1) Extracellular chemokines, such as SDF-1, from either the surrounding niche within a normal brain or an injured region, signal the activation of MMP-3 and MMP-9. 2) MMPs can be secreted locally to promote the breakdown of the ECM and drive the migration and differentiation of the NSPC toward the concentration gradient of chemokines. 3) MMP can cleave cell surface proteins, such as integrins and cadherins, to stimulate a signaling cascade to activate the pathways for migration and differentiation of NSPCs. 4) MMP-3 and MMP-9 have been suggested to cleave intracellular proteins that participate in the formation of transcriptional complexes or degrading protein inhibitors, which will drive the expression of specific genes involved in the migration and differentiation of NSPCs.

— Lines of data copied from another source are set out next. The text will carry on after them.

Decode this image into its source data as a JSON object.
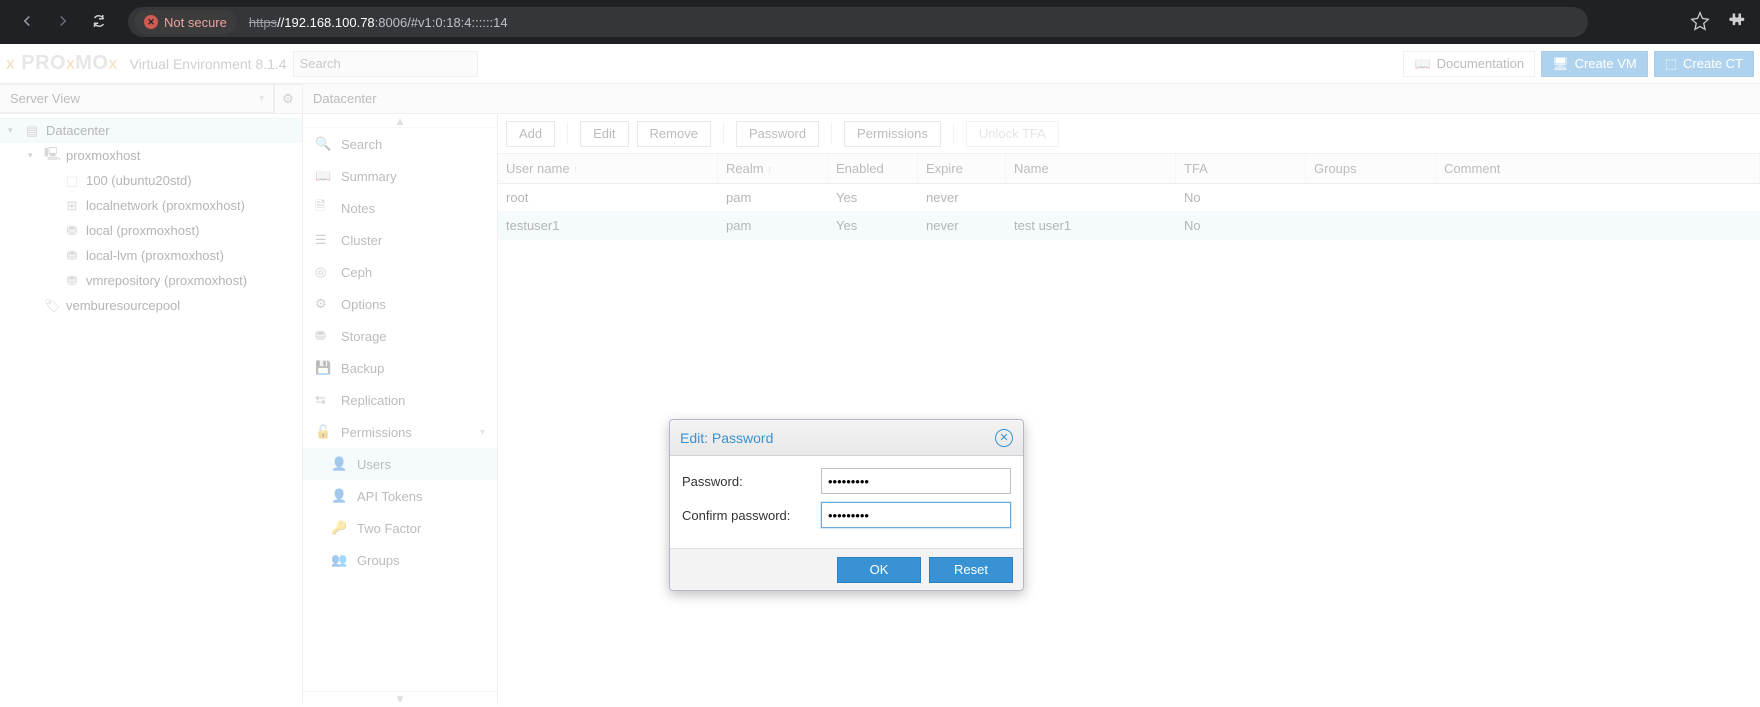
{
  "browser": {
    "not_secure": "Not secure",
    "url_proto": "https",
    "url_rest": "://192.168.100.78:8006/#v1:0:18:4::::::14",
    "url_host_display": "//192.168.100.78"
  },
  "header": {
    "brand": "Virtual Environment 8.1.4",
    "search_placeholder": "Search",
    "documentation": "Documentation",
    "create_vm": "Create VM",
    "create_ct": "Create CT"
  },
  "server_view_label": "Server View",
  "tree": {
    "datacenter": "Datacenter",
    "host": "proxmoxhost",
    "vm": "100 (ubuntu20std)",
    "net": "localnetwork (proxmoxhost)",
    "local": "local (proxmoxhost)",
    "lvm": "local-lvm (proxmoxhost)",
    "vmrepo": "vmrepository (proxmoxhost)",
    "pool": "vemburesourcepool"
  },
  "crumb": "Datacenter",
  "midnav": {
    "search": "Search",
    "summary": "Summary",
    "notes": "Notes",
    "cluster": "Cluster",
    "ceph": "Ceph",
    "options": "Options",
    "storage": "Storage",
    "backup": "Backup",
    "replication": "Replication",
    "permissions": "Permissions",
    "users": "Users",
    "api_tokens": "API Tokens",
    "two_factor": "Two Factor",
    "groups": "Groups"
  },
  "toolbar": {
    "add": "Add",
    "edit": "Edit",
    "remove": "Remove",
    "password": "Password",
    "permissions": "Permissions",
    "unlock_tfa": "Unlock TFA"
  },
  "columns": {
    "user": "User name",
    "realm": "Realm",
    "enabled": "Enabled",
    "expire": "Expire",
    "name": "Name",
    "tfa": "TFA",
    "groups": "Groups",
    "comment": "Comment"
  },
  "rows": [
    {
      "user": "root",
      "realm": "pam",
      "enabled": "Yes",
      "expire": "never",
      "name": "",
      "tfa": "No",
      "groups": "",
      "comment": ""
    },
    {
      "user": "testuser1",
      "realm": "pam",
      "enabled": "Yes",
      "expire": "never",
      "name": "test user1",
      "tfa": "No",
      "groups": "",
      "comment": ""
    }
  ],
  "modal": {
    "title": "Edit: Password",
    "password_label": "Password:",
    "confirm_label": "Confirm password:",
    "password_value": "•••••••••",
    "confirm_value": "•••••••••",
    "ok": "OK",
    "reset": "Reset"
  }
}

Figure 2. Potential of stem cells for cell-based therapies for brain injuries

1) Growth factors and gene therapies can potentially be used to instruct either endogenous adult NSPCs or transplanted stem cells to repair the injured brain. 2) Cells might be isolated from patient tissues (e.g., biopsied from brain, skin, or blood), and these cells then differentiated into either NSPCs or neurons that are used for autologously grafting into an individual patients. 3) Both embryonic stem cells (ES cells, derived from fertilized embryos) and induced pluripotent stem cells (iPS cells, reprogrammed from patient somatic cells to prevent graft rejection) can be directed to generate NSPCs (dotted lines), which can then be used for transplantation. 4) Like NSPCs, ES cells and iPS cells can be differentiated into young neurons; however, how to direct differentiation into pure and specific types of new neurons remains unknown. 5) Other studies have focused on grafting specific types of neurons or an intermediate cell population (precursor to the desired cell type) to replace lost neurons by directed differentiation of different types of stem cells (such as CD34⁺ or HSC). Finally, it is important to determine whether a combination of gene therapy and cell transplantation will further enhance brain repair and the recovery of function for patients.